Mechanical damage can also cause the degradation of the cortex cells in citrus fruit rind. Our results indicated that mechanical damage could cause the loss of membrane integrity.The degradation of the membrane system was the earliest sign of cell damage; thus, the discontinuity of the membrane systems can be used as an indicator of cell senescence and destruction[33]. The destruction of the membrane system may lead to the loss of cellular osmoregulatory capacity and cellular liquids. In addition, after the degradation of the membrane system, the regionalization of separate cell systems was destroyed; consequently, organelles could be destroyed without the protection of membrane systems, including the cell wall,tonoplast, mitochondria, and chloroplast.
Cells of mechanically damaged fruit lose their intact membrane systems, subsequently, the structure and function of organelles are partially lost, including those of the chloroplast, mitochondria, and tonoplast, among others. Some ultrastructural changes of these organelles were visualized by TEM in this paper; the disappearance of chloroplast thylakoids and mitochondria cristae, as well as the destruction of the tonoplast, was observed. At the end of storage, few of the organelles can be found in mechanically damaged fruits; the few chloroplasts that were found had serious degradation.
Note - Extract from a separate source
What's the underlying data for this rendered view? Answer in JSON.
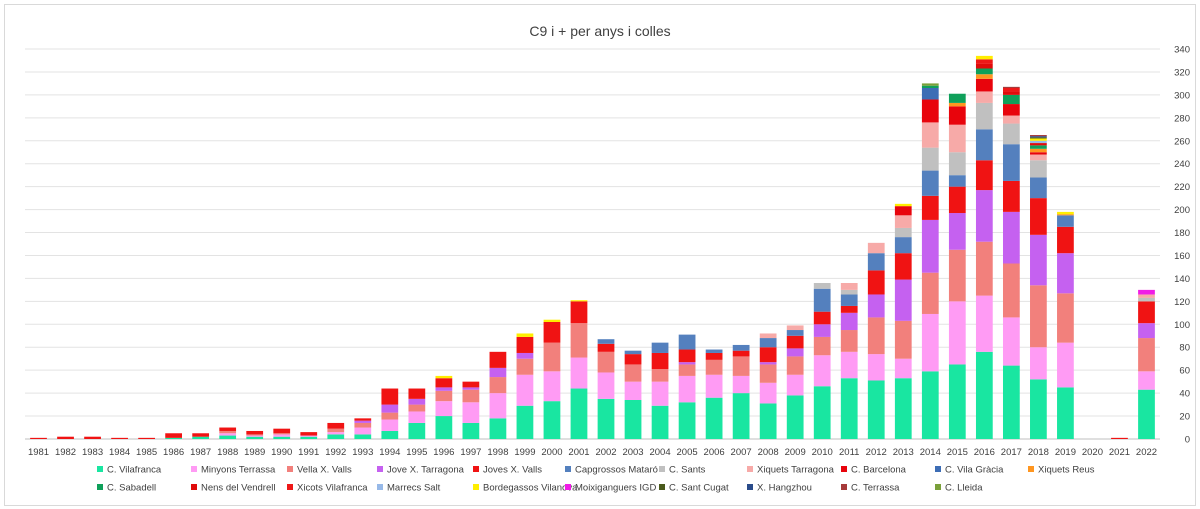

Chloroplast is the site of ROS generation, this organelle is the most vulnerable to ROS attack[34]. The degradation of chloroplasts is bound to affect the chlorophyll synthesis,thereby leading to the color change of citrus rind lesions.In the present study, we found that starch particles completely disappeared in severely degraded chloroplast,as well as the emergence of a large number of denser grana in the mechanically damaged fruits. Shomer et al[8]found that immature citrus affected by oleocellosis show some abnormal behavior in the rind color changes because of the formation of giant chloroplasts that contain denser grana. The chloroplast degradation and destruction of the regionalization system explained the brown or light green rind color of oleocellosis-affected citrus fruits[33]. Once the regionalization system of a cell is broken, the browning reaction of polyphenol in tonoplasts and enzymes (PPO, POD, etc.) in the cytoplasm is initiated[35]. This change is consistent with the increase of the discolouration index.
Cellulose, pectin and lignin are the main macromolecules that form the main constituent of the cell wall in most plants. The degradation of these macromolecules, especially protopectin, could cause the loss of the connection among cells and the disintegration of the cells. Our results indicated that the mechanical damage promote the conversion of protopectin to water-soluble pectin. Besides, the increase of lipoxygenase activity and content of superoxide anion were consistent with the ultrastructural changes mentioned above.
In conclusion, as a widely used method in studies on the mechanism of oleocellosis in citrus fruits, mechanical damage had a significant effect on the oil glands and the ultrastructure of rind tissue The disorder symptom that appeared after mechanical damage on orange rind disorder should be more complicated, which cannot be simply attributed to the development of oleocellosis.